If the cut is graded at Excellent or Very good, a Round VVS1 diamond will look beautiful – but so will any eye clean diamond, however low its clarity grade is.
Round diamonds remain the most popular shape for a very good reason: no other shape ever created is capable of rivalling its incredible sparkle.
To maximize that sparkle, you’ll want to find a diamond with great proportions, symmetry and polish – and, in all likelihood, you’ll want to find the biggest one that money can afford. If you opt for a VVS1 or VVS2 diamond, you might find yourself pretty limited in terms of carat weight – and, if so, needlessly disappointed.
You will find plenty of eye clean choices at the VS1 and VS2 clarity grades and, for slightly smaller diamonds, SI1 will also offer some strong, eye clean choices.
You may even find a beautiful option at the SI2 grade, although it might take you a little longer to track one down.
This does, however, put into perspective quite how possible it is for you to find excellent diamonds that appear just as flawless as VVS diamonds, without paying the premium price associated with them. So long as they enjoy the sweet spot with regards to cut, clarity and color, you will find far better deals once you lower your sights from the VVS grades.

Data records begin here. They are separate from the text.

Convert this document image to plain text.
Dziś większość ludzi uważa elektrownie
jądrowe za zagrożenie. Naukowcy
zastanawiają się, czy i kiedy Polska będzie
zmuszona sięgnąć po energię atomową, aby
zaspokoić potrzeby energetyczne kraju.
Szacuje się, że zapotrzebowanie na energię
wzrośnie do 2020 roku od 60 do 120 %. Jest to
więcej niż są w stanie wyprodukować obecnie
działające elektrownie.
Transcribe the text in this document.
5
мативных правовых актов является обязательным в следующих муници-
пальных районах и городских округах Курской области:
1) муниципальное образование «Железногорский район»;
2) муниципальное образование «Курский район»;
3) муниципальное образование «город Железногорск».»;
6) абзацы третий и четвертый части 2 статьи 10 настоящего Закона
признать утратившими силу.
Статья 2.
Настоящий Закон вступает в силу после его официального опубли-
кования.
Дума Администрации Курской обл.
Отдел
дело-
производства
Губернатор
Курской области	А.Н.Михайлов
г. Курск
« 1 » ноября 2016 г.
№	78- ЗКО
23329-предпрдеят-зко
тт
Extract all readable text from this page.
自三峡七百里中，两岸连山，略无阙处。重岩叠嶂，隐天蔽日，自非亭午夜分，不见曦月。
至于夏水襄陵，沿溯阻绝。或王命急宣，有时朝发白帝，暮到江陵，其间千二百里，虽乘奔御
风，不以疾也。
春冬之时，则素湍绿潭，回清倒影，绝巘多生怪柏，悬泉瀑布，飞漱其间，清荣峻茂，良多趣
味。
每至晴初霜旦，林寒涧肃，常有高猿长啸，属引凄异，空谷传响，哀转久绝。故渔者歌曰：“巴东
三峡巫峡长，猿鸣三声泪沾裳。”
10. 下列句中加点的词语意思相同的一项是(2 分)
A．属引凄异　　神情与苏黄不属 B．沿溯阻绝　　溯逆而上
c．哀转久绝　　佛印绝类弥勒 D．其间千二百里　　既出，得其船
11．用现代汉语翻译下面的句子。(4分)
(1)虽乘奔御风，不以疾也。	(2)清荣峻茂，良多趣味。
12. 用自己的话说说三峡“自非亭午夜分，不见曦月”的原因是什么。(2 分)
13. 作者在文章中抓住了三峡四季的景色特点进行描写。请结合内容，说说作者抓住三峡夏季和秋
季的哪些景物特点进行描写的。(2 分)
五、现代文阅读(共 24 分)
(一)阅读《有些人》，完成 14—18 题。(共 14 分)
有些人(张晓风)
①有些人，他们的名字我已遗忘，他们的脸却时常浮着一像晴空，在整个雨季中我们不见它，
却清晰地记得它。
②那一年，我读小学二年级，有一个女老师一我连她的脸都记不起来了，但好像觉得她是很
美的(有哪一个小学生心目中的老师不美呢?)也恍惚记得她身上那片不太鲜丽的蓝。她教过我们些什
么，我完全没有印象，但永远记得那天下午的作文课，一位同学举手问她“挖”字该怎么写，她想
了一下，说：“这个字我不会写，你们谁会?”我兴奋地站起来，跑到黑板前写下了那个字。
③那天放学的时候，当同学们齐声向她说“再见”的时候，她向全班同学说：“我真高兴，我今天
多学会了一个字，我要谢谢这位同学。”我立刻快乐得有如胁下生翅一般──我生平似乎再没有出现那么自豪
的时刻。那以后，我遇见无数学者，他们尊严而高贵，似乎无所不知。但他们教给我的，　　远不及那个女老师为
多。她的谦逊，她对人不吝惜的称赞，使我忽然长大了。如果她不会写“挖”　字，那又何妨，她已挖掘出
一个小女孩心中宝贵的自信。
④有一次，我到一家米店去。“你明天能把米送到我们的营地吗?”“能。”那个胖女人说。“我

If you’ve done your research on the Color grades already, then you’ll know that the G color grade enjoys a pretty strong position on the market due to its proximity to the Colorless grades. The same basic premise holds true for VVS diamonds, and their close proximity to the Flawless grades FL and IF.
For this reason, it can be all too easy for shoppers to think that this is the spot they need to aim for. After all, the G color grade is a lot more affordable than the D color grade, just as VVS1 is potentially thousands of dollars cheaper than IF and FL diamonds.
VVS diamonds are incredible, but they’re rarely the best choice for shoppers on the hunt for the perfect diamond to place in their engagement ring.
But this is where we will always direct our readers back to the subject of eye cleanliness, and how its importance for anyone trying to make the best engagement ring possible for their future bride cannot be overstated.
In brief, no, VVs diamonds are not the best. They’re not capable of rivalling FL and IF diamonds in terms of rarity or flawlessness under the microscope, but neither are they capable of rivalling the prices of lower clarity diamonds, despite the fact that you would be incapable of distinguishing between them.
Save yourself the trouble of budgeting another years’ worth of savings towards your diamond engagement ring, and forget about the VVS grades in favour of VS and, potentially, SI too.
It can be daunting to intentionally turn away from the top grades, and to feel as though you’re lowering your sights on diamonds that are inferior in quality and value. This is why working with a jeweler you trust is so important. If you’re attempting to go at it alone and order your engagement ring online, it’s pretty likely you’ll talk yourself into paying more than you need to, since you’ll be afraid of making a bad choice. If you talk it through with your jeweler first – and, more importantly, see the diamond for yourself – you’ll start to feel a little more confident in your ability to say no to VVS1 and VVS2, and to embrace the incredible choices available at the lower clarity grades.